I don't doubt that you sell that many screws versus nails however on the sunshine coast they don't show up here in the same percentage. There is no doubt using ss counter sunk type 17 square driven is the way I advise people. However most of the builders up here use a nail gun and cause a lot of splitting during the installation. It is all about time and speed. The method I really prefer is to counter sink deeper,install the screw and fill the hole with a wooden plug. Cut off the plug and sand flush. Very slow but looks great and prevents a lot of issues over time the long term. 
You are right with the Basso site sorry about that. I purchased mine from Portugal Cork . They are in Mansfield 3343 7677 ask to speak to Frank he is the sales manager. I buy my abrasives from them as well as other gear. Tell him you are buying and then selling to me and want the best price HA HA. They are imported by www. Gamer.com.au 
The gun has a barrel that is like a large size drinking straw. The pin inside is recessed about 3-4 mm inside from the end. When you pull the trigger the pin comes out. The amount of force required is dependent on
1. The size of the dome head
2.Type of hardwood decking and the condition it is in
3. Hardwood or pine joists
4. the amount of PSI in the compressor
 The end of the barrel is open and fits fairly nice over nail head(depending on the size of the nail head)  The pin is cylindrical. I have found that a very slight tapering on its end gives a better result .
Sometimes 1 punch is enough. Often it may need 2 rarely 3. I use it until my compressor starts up to refill the pressure. That is when I stand up ,stretch my aching back,curse the fact that those wretched nails are there and start thinking of my beer fridge. 
Please feel free to call me if you have any issues 
Jim J   Restore-A-Deck :: decks timber restoration maintenance jetty boardwalk fences 
Good Luck!

----------


## dukekamaya

Fair enough.
Most the builders here screw the decks (exception being treated pine) with either gal or S/S screws. 
We sell far more ironbark decking than anything else - the nail guns don't generally go through so screwing is the best option anyway. 
The Kleva-Kilp fixing with Modwood is becoming very popular too

----------


## Jim bob

Well I have been fortunate. I managed to pick one up on ebay for $100! These things can't be common. Really was dumb luck. 
Thanks Jim for the tip off. At that price I will find it hard to part with it if it proves handy but if I decide I won't need it after the deck job I'll honour the half price deal and you can purchase for $50. I was planning on building another deck at some stage and if I nail it this would come in handy but I might choose screws this time. 
Well I know what I'll be doing next weekend.....

----------


## jimj

Well done you got a great purchase price. Good luck with it. You will find that you need to stand over the top of the gun and apply downward pressure with your other hand. Be warned that regardless of the method used in punching the nails splitting can occur.
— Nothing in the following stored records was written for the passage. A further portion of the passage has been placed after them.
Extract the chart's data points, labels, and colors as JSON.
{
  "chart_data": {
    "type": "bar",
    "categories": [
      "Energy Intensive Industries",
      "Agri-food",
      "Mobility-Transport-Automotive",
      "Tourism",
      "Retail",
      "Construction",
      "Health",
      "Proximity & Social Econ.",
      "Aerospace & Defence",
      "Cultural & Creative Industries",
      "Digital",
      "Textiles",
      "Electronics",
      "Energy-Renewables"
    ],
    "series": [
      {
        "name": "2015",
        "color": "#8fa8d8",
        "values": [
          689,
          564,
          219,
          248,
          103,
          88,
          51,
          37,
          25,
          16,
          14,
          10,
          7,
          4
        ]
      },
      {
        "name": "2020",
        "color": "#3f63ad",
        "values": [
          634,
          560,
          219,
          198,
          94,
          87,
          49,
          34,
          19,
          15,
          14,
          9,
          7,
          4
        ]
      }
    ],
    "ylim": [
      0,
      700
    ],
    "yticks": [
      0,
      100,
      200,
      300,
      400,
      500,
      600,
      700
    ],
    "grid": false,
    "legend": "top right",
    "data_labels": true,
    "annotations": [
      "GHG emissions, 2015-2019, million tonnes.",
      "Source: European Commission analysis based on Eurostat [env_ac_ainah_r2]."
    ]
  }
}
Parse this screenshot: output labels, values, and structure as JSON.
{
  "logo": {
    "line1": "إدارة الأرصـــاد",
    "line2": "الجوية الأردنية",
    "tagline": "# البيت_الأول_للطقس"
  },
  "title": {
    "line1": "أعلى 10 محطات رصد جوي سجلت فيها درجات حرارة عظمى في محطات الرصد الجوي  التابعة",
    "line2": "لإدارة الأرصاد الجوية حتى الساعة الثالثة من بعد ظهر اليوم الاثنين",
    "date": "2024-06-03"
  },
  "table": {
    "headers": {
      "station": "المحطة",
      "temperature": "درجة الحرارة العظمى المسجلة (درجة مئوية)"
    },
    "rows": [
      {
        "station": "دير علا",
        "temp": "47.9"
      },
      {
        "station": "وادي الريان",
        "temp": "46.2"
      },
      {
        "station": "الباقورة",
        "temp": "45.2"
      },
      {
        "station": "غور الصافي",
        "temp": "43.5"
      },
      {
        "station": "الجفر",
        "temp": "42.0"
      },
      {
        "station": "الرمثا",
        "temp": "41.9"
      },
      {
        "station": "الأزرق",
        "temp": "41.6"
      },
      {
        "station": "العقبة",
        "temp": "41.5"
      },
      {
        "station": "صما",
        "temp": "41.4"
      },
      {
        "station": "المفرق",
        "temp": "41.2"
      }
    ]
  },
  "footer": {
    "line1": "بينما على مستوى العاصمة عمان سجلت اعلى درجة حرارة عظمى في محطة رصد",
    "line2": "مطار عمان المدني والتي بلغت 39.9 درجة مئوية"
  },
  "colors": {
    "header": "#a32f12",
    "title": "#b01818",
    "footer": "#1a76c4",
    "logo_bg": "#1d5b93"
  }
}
Especially on the ends of butt joins. I think after you have done this exercise it will have convinced you that for your next deck that countersunk stainless steel screws will be the go. 
jimj   Restore-A-Deck :: decks timber restoration maintenance jetty boardwalk fences

----------


## jimj

Forgot to add that it is wise wearing eye protection. Occasionally small pieces of wood may fly up and it you. 
Jim J

----------